When removing more than one value from a list, it's better to build a new list keeping only the required values, eg:
no_zero = [num for num in primes if '0' not in str(num)]
And if you wanted to modify the original primes:
primes[:] = no_zero
Your last example also fails because of .remove(), and putting the above together can be written as:
[num for num in primes if not any(num % i == 0 for i in (2, 5)]
Misc:
You may wish to consider storing the primes in a set - as you're not concerned about the order of the primes, and will be faster for membership testing.

Thanks, Jon Clements.

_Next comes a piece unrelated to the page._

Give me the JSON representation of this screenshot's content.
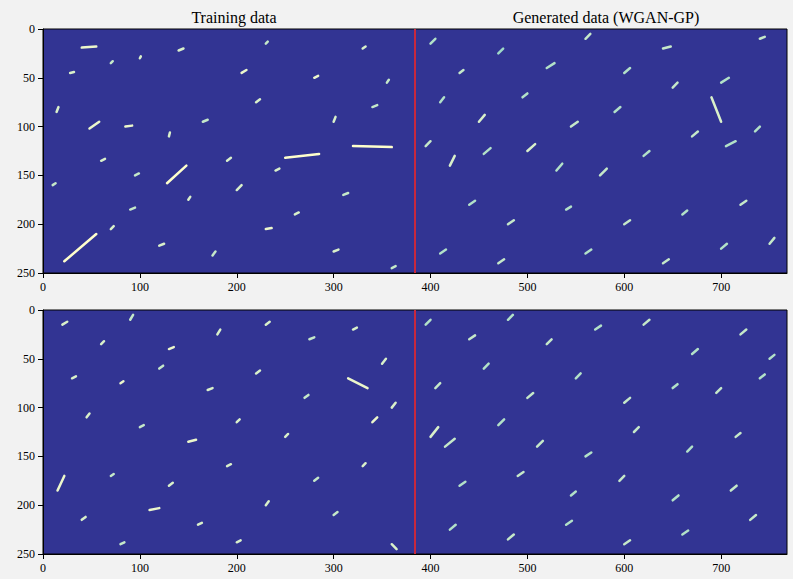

I was able to solve the problem today with the following script (note that I had to make sure the '024685' stripper did not strip out '2' and '5' because those were part of the answer, which threw me off for awhile...):
import math
import itertools
def prime_test(number):
if all(number % x != 0 for x in range(2, int(math.sqrt(number)) + 1)):
return True
else:
return False
def find_primes(limit):
primes = [2]
for x in range(3, limit + 1, 2):
if prime_test(x):
primes.append(x)
else:
pass
return primes
def circulate(number):
circ_list = [number]
x = 1
while x < len(str(number)):
number = str(number)[1:] + str(number)[0]
circ_list.append(number)
x += 1
return circ_list
def main():
primes = find_primes(1000000)
no_evens = [x for x in primes if not any(ch in '024685' for ch in str(x) if len(str(x)) > 1)]
circular_primes = []
for prime in no_evens:
if all(prime_test(x) for x in circulate(prime)):
circular_primes.append(prime)
else:
pass
return circular_primes, len(circular_primes)
if __name__ == '__main__':
print(main())
Another thing I didn't realize is that I was merely supposed to rotate the number, not provide all possible permutations of it. These gotches probably throw people off when they're trying to solve the problem.